When it comes to food and drink, today's consumers can choose from a wide range of ingredients, restaurants and places to shop. In the takeout sector, the choice of dishes on offer has perhaps never been bigger.
Technology is playing a significant role in the sector, and it's now possible to order food for delivery using smartphones, tablets, computers and virtual assistants such as Amazon's Alexa.
One company looking to be at the forefront of this technological shift is London-headquartered Just Eat. With 24 million customers across the globe and more than 3,300 employees, the business is a big player in the takeout sector.
It offers an online platform that allows restaurants to upload their menus. Consumers log on to the site, browse what's on offer close to where they live, and then order and pay online or in cash. The food is delivered to their door, with the restaurant paying Just Eat a commission.
Unsurprisingly, digital innovation is key to Just Eat's plans. "In the short-term, we're looking at personalization and how we use machine learning," Storm Fagan, head of product at Just Eat, told CNBC's Juliet Mann.

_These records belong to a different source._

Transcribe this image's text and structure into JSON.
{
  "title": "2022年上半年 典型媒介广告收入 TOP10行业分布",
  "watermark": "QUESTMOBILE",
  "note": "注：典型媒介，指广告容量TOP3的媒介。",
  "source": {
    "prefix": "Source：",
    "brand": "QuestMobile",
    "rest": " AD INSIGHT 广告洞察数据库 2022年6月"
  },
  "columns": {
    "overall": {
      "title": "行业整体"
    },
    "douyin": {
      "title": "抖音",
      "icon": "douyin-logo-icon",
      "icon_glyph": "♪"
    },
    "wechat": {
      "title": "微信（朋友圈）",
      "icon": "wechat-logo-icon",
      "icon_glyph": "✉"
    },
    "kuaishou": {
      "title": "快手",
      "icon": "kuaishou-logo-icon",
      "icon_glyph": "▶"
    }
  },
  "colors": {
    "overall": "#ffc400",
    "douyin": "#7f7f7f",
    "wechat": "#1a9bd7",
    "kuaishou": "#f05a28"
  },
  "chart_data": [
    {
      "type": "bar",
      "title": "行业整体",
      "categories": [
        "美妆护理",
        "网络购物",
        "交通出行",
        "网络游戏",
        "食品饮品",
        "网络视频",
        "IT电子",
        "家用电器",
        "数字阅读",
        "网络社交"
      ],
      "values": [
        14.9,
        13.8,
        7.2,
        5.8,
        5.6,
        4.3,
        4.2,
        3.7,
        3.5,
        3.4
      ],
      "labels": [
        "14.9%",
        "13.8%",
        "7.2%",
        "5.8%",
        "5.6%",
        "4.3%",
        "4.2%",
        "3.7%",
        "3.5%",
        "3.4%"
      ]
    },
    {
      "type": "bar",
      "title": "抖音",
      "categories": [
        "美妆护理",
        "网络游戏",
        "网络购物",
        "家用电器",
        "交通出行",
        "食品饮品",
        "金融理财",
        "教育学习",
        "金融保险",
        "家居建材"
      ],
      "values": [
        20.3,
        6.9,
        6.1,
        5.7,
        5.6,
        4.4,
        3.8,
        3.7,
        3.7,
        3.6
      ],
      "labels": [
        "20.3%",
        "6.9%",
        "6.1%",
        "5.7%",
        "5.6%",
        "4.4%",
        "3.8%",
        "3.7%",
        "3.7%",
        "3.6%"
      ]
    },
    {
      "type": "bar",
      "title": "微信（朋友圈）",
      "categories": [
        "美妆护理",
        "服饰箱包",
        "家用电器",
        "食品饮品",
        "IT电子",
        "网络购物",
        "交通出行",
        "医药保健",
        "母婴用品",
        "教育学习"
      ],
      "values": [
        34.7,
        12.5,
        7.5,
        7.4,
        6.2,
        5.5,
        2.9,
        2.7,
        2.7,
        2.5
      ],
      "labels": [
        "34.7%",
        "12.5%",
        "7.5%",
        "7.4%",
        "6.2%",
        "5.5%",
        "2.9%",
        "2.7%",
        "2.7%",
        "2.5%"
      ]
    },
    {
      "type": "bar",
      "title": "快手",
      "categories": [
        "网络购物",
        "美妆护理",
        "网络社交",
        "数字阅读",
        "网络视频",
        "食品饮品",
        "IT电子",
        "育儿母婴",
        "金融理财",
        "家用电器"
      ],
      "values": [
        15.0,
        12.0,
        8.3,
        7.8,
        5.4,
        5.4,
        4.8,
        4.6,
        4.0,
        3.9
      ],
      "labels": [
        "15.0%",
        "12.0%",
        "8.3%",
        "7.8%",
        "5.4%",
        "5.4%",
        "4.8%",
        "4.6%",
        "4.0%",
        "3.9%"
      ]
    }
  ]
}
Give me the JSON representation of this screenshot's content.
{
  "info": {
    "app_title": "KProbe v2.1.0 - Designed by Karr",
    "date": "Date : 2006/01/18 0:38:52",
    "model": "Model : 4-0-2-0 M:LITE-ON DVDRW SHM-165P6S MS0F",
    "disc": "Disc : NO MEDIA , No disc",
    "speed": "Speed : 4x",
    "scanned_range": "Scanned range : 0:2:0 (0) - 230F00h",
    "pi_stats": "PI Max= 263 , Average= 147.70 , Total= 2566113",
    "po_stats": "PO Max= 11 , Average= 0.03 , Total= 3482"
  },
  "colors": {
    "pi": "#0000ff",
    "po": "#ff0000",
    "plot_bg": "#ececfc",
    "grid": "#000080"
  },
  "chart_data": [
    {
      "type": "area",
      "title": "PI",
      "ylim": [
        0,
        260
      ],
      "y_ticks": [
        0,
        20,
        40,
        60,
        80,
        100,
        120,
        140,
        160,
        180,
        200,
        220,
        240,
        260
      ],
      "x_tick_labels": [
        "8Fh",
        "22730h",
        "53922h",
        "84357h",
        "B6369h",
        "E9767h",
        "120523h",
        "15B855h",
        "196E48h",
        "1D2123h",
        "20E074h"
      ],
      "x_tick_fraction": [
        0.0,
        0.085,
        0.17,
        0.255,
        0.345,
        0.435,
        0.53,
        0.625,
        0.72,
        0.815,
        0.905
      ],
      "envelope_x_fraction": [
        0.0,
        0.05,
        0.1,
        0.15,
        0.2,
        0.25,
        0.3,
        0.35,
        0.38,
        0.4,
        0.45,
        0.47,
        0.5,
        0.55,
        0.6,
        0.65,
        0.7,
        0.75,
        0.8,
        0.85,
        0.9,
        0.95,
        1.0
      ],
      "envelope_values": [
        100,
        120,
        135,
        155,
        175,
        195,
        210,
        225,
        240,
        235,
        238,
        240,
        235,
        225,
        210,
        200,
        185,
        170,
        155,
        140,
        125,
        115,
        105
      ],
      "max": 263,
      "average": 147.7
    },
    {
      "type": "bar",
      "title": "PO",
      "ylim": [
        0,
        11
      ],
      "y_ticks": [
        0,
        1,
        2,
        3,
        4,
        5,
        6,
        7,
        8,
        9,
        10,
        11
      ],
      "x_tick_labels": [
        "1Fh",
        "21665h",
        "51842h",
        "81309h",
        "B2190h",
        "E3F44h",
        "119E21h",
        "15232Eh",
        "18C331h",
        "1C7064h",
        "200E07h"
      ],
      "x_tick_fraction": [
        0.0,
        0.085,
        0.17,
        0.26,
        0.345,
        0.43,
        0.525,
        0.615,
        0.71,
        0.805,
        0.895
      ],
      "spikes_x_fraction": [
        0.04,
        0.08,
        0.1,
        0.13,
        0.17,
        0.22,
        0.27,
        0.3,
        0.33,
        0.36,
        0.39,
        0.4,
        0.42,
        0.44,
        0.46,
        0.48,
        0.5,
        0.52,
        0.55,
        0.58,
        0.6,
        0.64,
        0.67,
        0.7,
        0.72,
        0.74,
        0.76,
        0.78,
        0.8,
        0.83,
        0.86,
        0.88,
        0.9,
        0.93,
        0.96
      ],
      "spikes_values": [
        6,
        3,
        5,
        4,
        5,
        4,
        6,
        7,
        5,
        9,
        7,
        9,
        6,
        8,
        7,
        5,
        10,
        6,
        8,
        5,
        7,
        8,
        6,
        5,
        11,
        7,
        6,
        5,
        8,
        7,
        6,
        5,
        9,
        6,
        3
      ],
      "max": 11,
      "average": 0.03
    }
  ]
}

Fagan added that personalization would increase over the next few years and move onto new platforms such as voice, as assistants like Amazon's Alexa and Apple's Siri become more popular.
Looking ahead, Fagan said that an ideal scenario would see ordering food from Just Eat becoming a seamless part of people's lifestyle.
"It's as simple as having a conversation with your partner and you're talking about what takeaway to order of an evening and, as natural as that conversation is, a voice assistant like Amazon Alexa will join in with your conversation," she said.
"It will know how many people are in your home and what sort of food you like, and they can start recommending food options to you," she added. "Rather than us having to go to a website, it's almost as if Just Eat will exist in your home with you."
The way we order food is not the only aspect of takeout that is changing. Robots are set to play a key role in the years to come, too. "We're already trialling robots for delivery at the moment, in a couple of cities in the U.K.," Fagan said.
The self-driving robots, which move at walking pace, travel to a restaurant to pick up orders and then deliver to customers.
"We're looking to scale that out over the next few years," Fagan said. "And that means that restaurants can deliver more orders of an evening because the robots can take over the simple, close-by homes that need delivery and delivery drivers can then go further afield."